6.16- may follow up a special investigation within the knowledge of the Chairman of the Board of Directors, when necessary. In addition, the Commission annually assesses whether all responsibilities stated in the Charter of the Society are fulfilled.
6.17- may consult independent experts or advisors in related necessary issues as regards to the activities upon approval of the Board of Directors. In such a case, the costs for expert or advisory services shall be covered by the Society.
6.19- The decisions of the Commission are recommendations to the Board of Directors, and the Board of Directors is the final decision-maker in all matters.
Establishment and Operational Principles of the Commission
Establishment of the Commission
Article 7- The commission is composed of three people elected among the members of the Society, at least one of which is a member of the Board of Directors.
The Board of Directors duly elects the members of the Commission according to Article 34 of the Charter.
The Chairman of the Board of Directors may attend the meeting of the Commission if he/she finds it necessary. The Secretary General may also attend the meeting of the Commission upon an invitation of the Head of the Commission if it is necessary in terms of the Commission’s agenda.
Article 8- The services of the members of the Commission are provided voluntarily, and the term of the membership is specified by the Board of Directors.
Operational Principles of the Commission
Article 9- The Head of the Commission is elected by majority of votes among the members of the Commission.
Article 10- The Commission meets at least once in a month. The Chairman of the Board of Directors may call Commission for a meeting ex officio in terms of a special agenda, when necessary.

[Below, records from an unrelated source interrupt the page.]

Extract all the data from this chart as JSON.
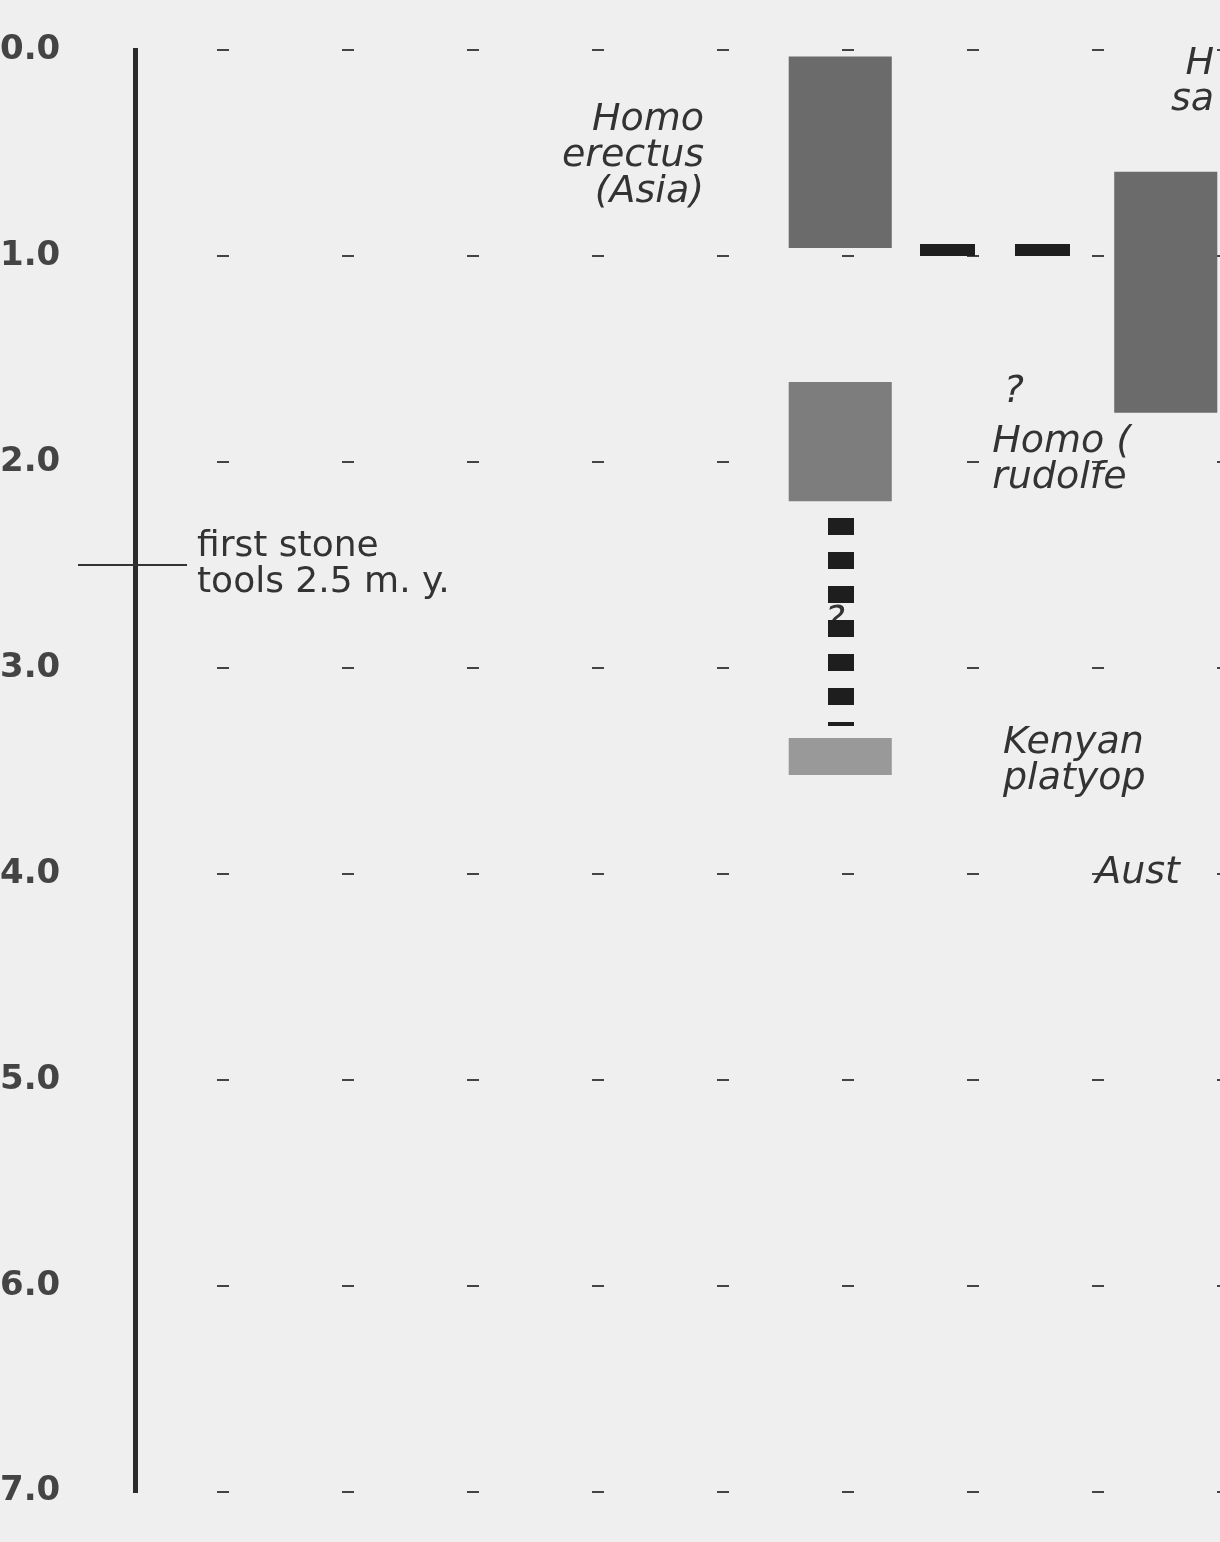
{
  "chart_data": {
    "type": "bar",
    "categories": [
      null,
      null,
      null,
      null,
      null,
      null,
      null,
      null,
      null,
      null
    ],
    "series": [
      {
        "color": "#6b6b6b",
        "base": [
          null,
          null,
          null,
          null,
          null,
          null,
          0.03,
          null,
          null,
          0.59
        ],
        "values": [
          null,
          null,
          null,
          null,
          null,
          null,
          0.93,
          null,
          null,
          1.17
        ]
      },
      {
        "color": "#7d7d7d",
        "base": [
          null,
          null,
          null,
          null,
          null,
          null,
          1.61,
          null,
          null,
          null
        ],
        "values": [
          null,
          null,
          null,
          null,
          null,
          null,
          0.58,
          null,
          null,
          null
        ]
      },
      {
        "color": "#999999",
        "base": [
          null,
          null,
          null,
          null,
          null,
          null,
          3.34,
          null,
          null,
          null
        ],
        "values": [
          null,
          null,
          null,
          null,
          null,
          null,
          0.18,
          null,
          null,
          null
        ]
      }
    ],
    "ylim": [
      7.0,
      0.0
    ],
    "yticks": [
      {
        "value": 0,
        "label": "0.0"
      },
      {
        "value": 1,
        "label": "1.0"
      },
      {
        "value": 2,
        "label": "2.0"
      },
      {
        "value": 3,
        "label": "3.0"
      },
      {
        "value": 4,
        "label": "4.0"
      },
      {
        "value": 5,
        "label": "5.0"
      },
      {
        "value": 6,
        "label": "6.0"
      },
      {
        "value": 7,
        "label": "7.0"
      }
    ],
    "grid": "y",
    "legend": false,
    "tick_labels": "y",
    "ref_lines": [
      {
        "axis": "y",
        "value": 2.5,
        "label": "first stone\ntools 2.5 m. y."
      }
    ],
    "annotations": [
      "Homo\nerectus\n(Asia)",
      "H\nsa",
      "?",
      "Homo (\nrudolfe",
      "?",
      "Kenyan\nplatyop",
      "Aust"
    ]
  }
}
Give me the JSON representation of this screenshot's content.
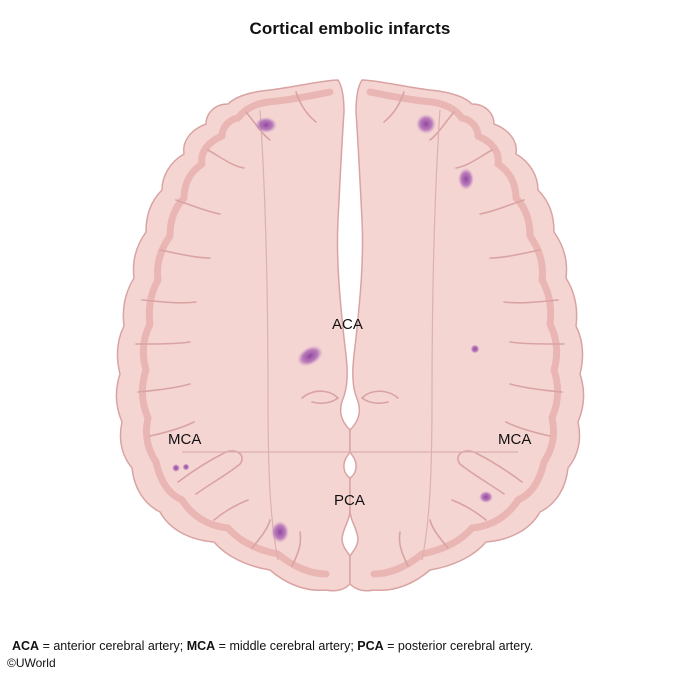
{
  "title": "Cortical embolic infarcts",
  "regions": {
    "aca": "ACA",
    "mca_left": "MCA",
    "mca_right": "MCA",
    "pca": "PCA"
  },
  "legend": [
    {
      "abbr": "ACA",
      "text": " = anterior cerebral artery; "
    },
    {
      "abbr": "MCA",
      "text": " = middle cerebral artery; "
    },
    {
      "abbr": "PCA",
      "text": " = posterior cerebral artery."
    }
  ],
  "copyright": "©UWorld",
  "colors": {
    "brain_fill": "#f5d5d1",
    "cortex_band": "#e8b2b0",
    "outline": "#d9a3a3",
    "infarct": "#9a4fa6"
  }
}
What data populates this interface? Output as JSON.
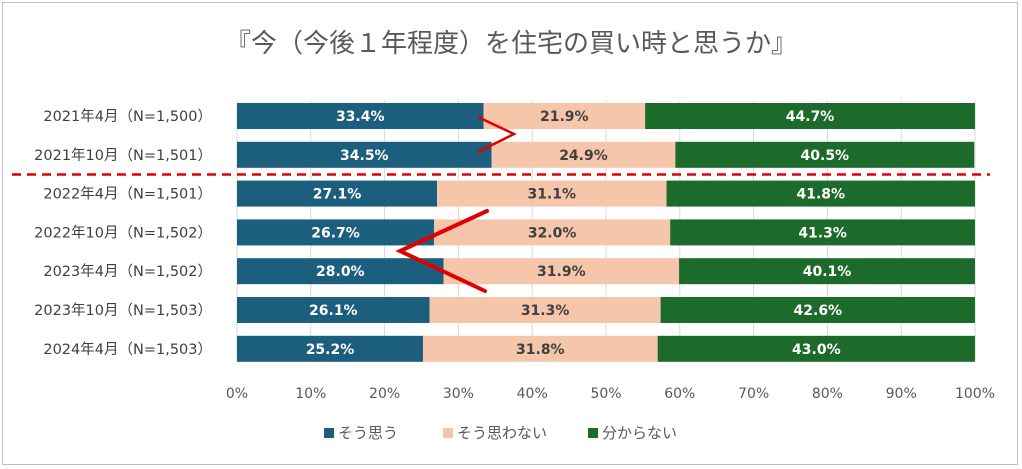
{
  "chart_data": {
    "type": "bar",
    "orientation": "horizontal",
    "stacked": "percent",
    "title": "『今（今後１年程度）を住宅の買い時と思うか』",
    "categories": [
      "2021年4月（N=1,500）",
      "2021年10月（N=1,501）",
      "2022年4月（N=1,501）",
      "2022年10月（N=1,502）",
      "2023年4月（N=1,502）",
      "2023年10月（N=1,503）",
      "2024年4月（N=1,503）"
    ],
    "series": [
      {
        "name": "そう思う",
        "color": "#1b5e7e",
        "label_color": "#ffffff",
        "values": [
          33.4,
          34.5,
          27.1,
          26.7,
          28.0,
          26.1,
          25.2
        ],
        "labels": [
          "33.4%",
          "34.5%",
          "27.1%",
          "26.7%",
          "28.0%",
          "26.1%",
          "25.2%"
        ]
      },
      {
        "name": "そう思わない",
        "color": "#f6c6aa",
        "label_color": "#404040",
        "values": [
          21.9,
          24.9,
          31.1,
          32.0,
          31.9,
          31.3,
          31.8
        ],
        "labels": [
          "21.9%",
          "24.9%",
          "31.1%",
          "32.0%",
          "31.9%",
          "31.3%",
          "31.8%"
        ]
      },
      {
        "name": "分からない",
        "color": "#1c6b2a",
        "label_color": "#ffffff",
        "values": [
          44.7,
          40.5,
          41.8,
          41.3,
          40.1,
          42.6,
          43.0
        ],
        "labels": [
          "44.7%",
          "40.5%",
          "41.8%",
          "41.3%",
          "40.1%",
          "42.6%",
          "43.0%"
        ]
      }
    ],
    "x_ticks": [
      "0%",
      "10%",
      "20%",
      "30%",
      "40%",
      "50%",
      "60%",
      "70%",
      "80%",
      "90%",
      "100%"
    ],
    "xlim": [
      0,
      100
    ],
    "grid": "vertical",
    "grid_color": "#d9d9d9",
    "legend_position": "bottom",
    "annotations": {
      "dashed_separator_between": [
        "2021年10月（N=1,501）",
        "2022年4月（N=1,501）"
      ],
      "dashed_separator_color": "#e00000",
      "arrow_color": "#e00000"
    }
  }
}
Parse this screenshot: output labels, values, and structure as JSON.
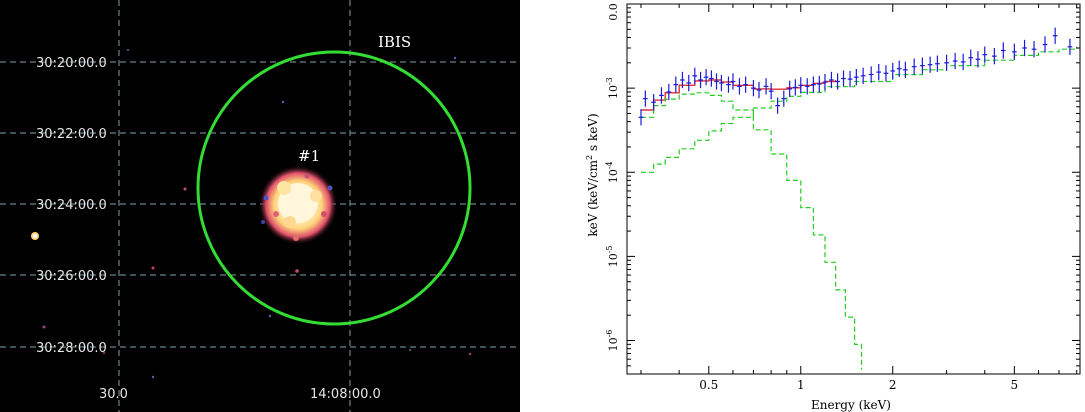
{
  "image_panel": {
    "ra_labels": [
      "30.0",
      "14:08:00.0"
    ],
    "dec_labels": [
      "30:20:00.0",
      "30:22:00.0",
      "30:24:00.0",
      "30:26:00.0",
      "30:28:00.0"
    ],
    "instrument_label": "IBIS",
    "source_label": "#1",
    "colors": {
      "background": "#000000",
      "grid": "#7fa0a6",
      "circle": "#33dd33",
      "source": "#ffe9b0"
    }
  },
  "chart_data": {
    "type": "scatter",
    "xlabel": "Energy (keV)",
    "ylabel": "keV (keV/cm² s keV)",
    "ylabel_parts": {
      "main": "keV (keV/cm",
      "sup": "2",
      "tail": " s keV)"
    },
    "xscale": "log",
    "yscale": "log",
    "xlim": [
      0.27,
      8.2
    ],
    "ylim": [
      4e-07,
      0.01
    ],
    "x_ticks": [
      {
        "value": 0.5,
        "label": "0.5"
      },
      {
        "value": 1,
        "label": "1"
      },
      {
        "value": 2,
        "label": "2"
      },
      {
        "value": 5,
        "label": "5"
      }
    ],
    "y_ticks": [
      {
        "value": 1e-06,
        "base": "10",
        "exp": "-6"
      },
      {
        "value": 1e-05,
        "base": "10",
        "exp": "-5"
      },
      {
        "value": 0.0001,
        "base": "10",
        "exp": "-4"
      },
      {
        "value": 0.001,
        "base": "10",
        "exp": "-3"
      },
      {
        "value": 0.01,
        "base": "0.0",
        "exp": ""
      }
    ],
    "data_points": [
      [
        0.3,
        0.00045
      ],
      [
        0.31,
        0.00075
      ],
      [
        0.33,
        0.00068
      ],
      [
        0.35,
        0.00082
      ],
      [
        0.37,
        0.0009
      ],
      [
        0.39,
        0.0011
      ],
      [
        0.41,
        0.00125
      ],
      [
        0.43,
        0.00115
      ],
      [
        0.45,
        0.0014
      ],
      [
        0.47,
        0.00125
      ],
      [
        0.49,
        0.00135
      ],
      [
        0.51,
        0.0013
      ],
      [
        0.53,
        0.0012
      ],
      [
        0.55,
        0.00115
      ],
      [
        0.58,
        0.0011
      ],
      [
        0.6,
        0.0012
      ],
      [
        0.63,
        0.00105
      ],
      [
        0.66,
        0.0011
      ],
      [
        0.7,
        0.001
      ],
      [
        0.73,
        0.00095
      ],
      [
        0.77,
        0.00105
      ],
      [
        0.8,
        0.00092
      ],
      [
        0.84,
        0.00062
      ],
      [
        0.88,
        0.00075
      ],
      [
        0.92,
        0.00098
      ],
      [
        0.96,
        0.00102
      ],
      [
        1.0,
        0.00108
      ],
      [
        1.05,
        0.00105
      ],
      [
        1.1,
        0.0011
      ],
      [
        1.15,
        0.00112
      ],
      [
        1.2,
        0.00118
      ],
      [
        1.26,
        0.00125
      ],
      [
        1.32,
        0.0012
      ],
      [
        1.38,
        0.0013
      ],
      [
        1.45,
        0.00128
      ],
      [
        1.52,
        0.00135
      ],
      [
        1.6,
        0.0014
      ],
      [
        1.7,
        0.00145
      ],
      [
        1.8,
        0.00155
      ],
      [
        1.9,
        0.0015
      ],
      [
        2.0,
        0.0016
      ],
      [
        2.1,
        0.0017
      ],
      [
        2.2,
        0.00165
      ],
      [
        2.35,
        0.0018
      ],
      [
        2.5,
        0.00185
      ],
      [
        2.65,
        0.0019
      ],
      [
        2.8,
        0.00195
      ],
      [
        3.0,
        0.002
      ],
      [
        3.2,
        0.0021
      ],
      [
        3.4,
        0.00205
      ],
      [
        3.6,
        0.0023
      ],
      [
        3.8,
        0.0022
      ],
      [
        4.0,
        0.0025
      ],
      [
        4.3,
        0.0024
      ],
      [
        4.6,
        0.0028
      ],
      [
        5.0,
        0.0027
      ],
      [
        5.4,
        0.003
      ],
      [
        5.8,
        0.0029
      ],
      [
        6.3,
        0.0033
      ],
      [
        6.8,
        0.0042
      ],
      [
        7.6,
        0.0031
      ]
    ],
    "series": [
      {
        "role": "total model",
        "color": "#e03030",
        "points": [
          [
            0.3,
            0.00055
          ],
          [
            0.33,
            0.00072
          ],
          [
            0.36,
            0.00088
          ],
          [
            0.4,
            0.00108
          ],
          [
            0.45,
            0.00122
          ],
          [
            0.5,
            0.00125
          ],
          [
            0.55,
            0.00118
          ],
          [
            0.6,
            0.00108
          ],
          [
            0.7,
            0.00098
          ],
          [
            0.8,
            0.00097
          ],
          [
            0.9,
            0.00101
          ],
          [
            1.0,
            0.00108
          ],
          [
            1.1,
            0.00114
          ],
          [
            1.2,
            0.0012
          ],
          [
            1.3,
            0.00125
          ]
        ]
      },
      {
        "role": "soft component",
        "color": "#22cc22",
        "points": [
          [
            0.3,
            0.00045
          ],
          [
            0.33,
            0.00062
          ],
          [
            0.36,
            0.00074
          ],
          [
            0.4,
            0.00085
          ],
          [
            0.45,
            0.00088
          ],
          [
            0.5,
            0.00082
          ],
          [
            0.55,
            0.0007
          ],
          [
            0.6,
            0.00055
          ],
          [
            0.7,
            0.00032
          ],
          [
            0.8,
            0.000165
          ],
          [
            0.9,
            8e-05
          ],
          [
            1.0,
            3.8e-05
          ],
          [
            1.1,
            1.8e-05
          ],
          [
            1.2,
            8.5e-06
          ],
          [
            1.3,
            4e-06
          ],
          [
            1.4,
            1.9e-06
          ],
          [
            1.5,
            9e-07
          ],
          [
            1.58,
            4.5e-07
          ]
        ]
      },
      {
        "role": "hard component",
        "color": "#22cc22",
        "points": [
          [
            0.3,
            0.0001
          ],
          [
            0.33,
            0.000125
          ],
          [
            0.36,
            0.00015
          ],
          [
            0.4,
            0.00019
          ],
          [
            0.45,
            0.00024
          ],
          [
            0.5,
            0.00031
          ],
          [
            0.55,
            0.00038
          ],
          [
            0.6,
            0.00045
          ],
          [
            0.7,
            0.00058
          ],
          [
            0.8,
            0.0007
          ],
          [
            0.9,
            0.0008
          ],
          [
            1.0,
            0.00089
          ],
          [
            1.2,
            0.00104
          ],
          [
            1.5,
            0.0012
          ],
          [
            2.0,
            0.00145
          ],
          [
            2.5,
            0.00165
          ],
          [
            3.0,
            0.00185
          ],
          [
            4.0,
            0.00215
          ],
          [
            5.0,
            0.00245
          ],
          [
            6.0,
            0.0027
          ],
          [
            7.0,
            0.0029
          ],
          [
            8.0,
            0.0031
          ]
        ]
      }
    ],
    "grid": false,
    "legend": "none",
    "colors": {
      "data": "#1a1adb",
      "axis": "#000000"
    }
  }
}
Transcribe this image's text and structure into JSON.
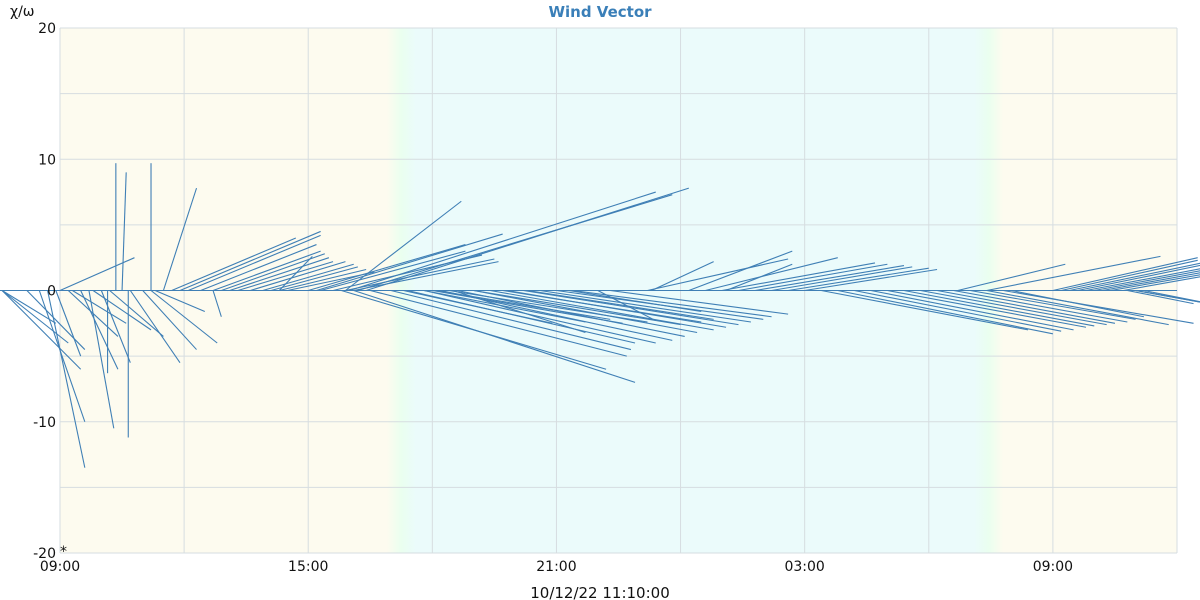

The decisions of the Commission are made by majority of votes. The decisions taken at the meeting are recorded in the minute book of the Commission.
The Head of the Commission ensures that minutes of the meeting are regularly kept by the secretariat for the purpose of providing comprehensive information on the assessments made in the meetings of the Board of Directors. The minutes of the meeting and final opinions are submitted to the Board of Directors after being approved by all members of the Commission.
Article 11- The secretariat of the Board of Directors executes the Commission’s secretariat. At least three days before the meeting, the agenda of the meeting, drawn up by the Head of the Commission, is delivered to the members of the Commission by the secretariat. The secretariat of the Board of Directors is responsible for regularly keeping the minutes of the meeting and final decisions, delivering them to the Board of Directors and keeping the minute book.
The secretariat of the Board of Directors is responsible for regularly keeping the minutes of the meeting and final decisions, delivering them to the Board of Directors and keeping the minute book.
Provisions that are not stipulated in the Regulation
Article 12- The Board of Directors is the authorized decision-making body for circumstances that are not stipulated in this Regulation.
Article 13- This Regulation has been acknowledged upon the decision of the Board of Directors dated 16.10.2012 and numbered 58.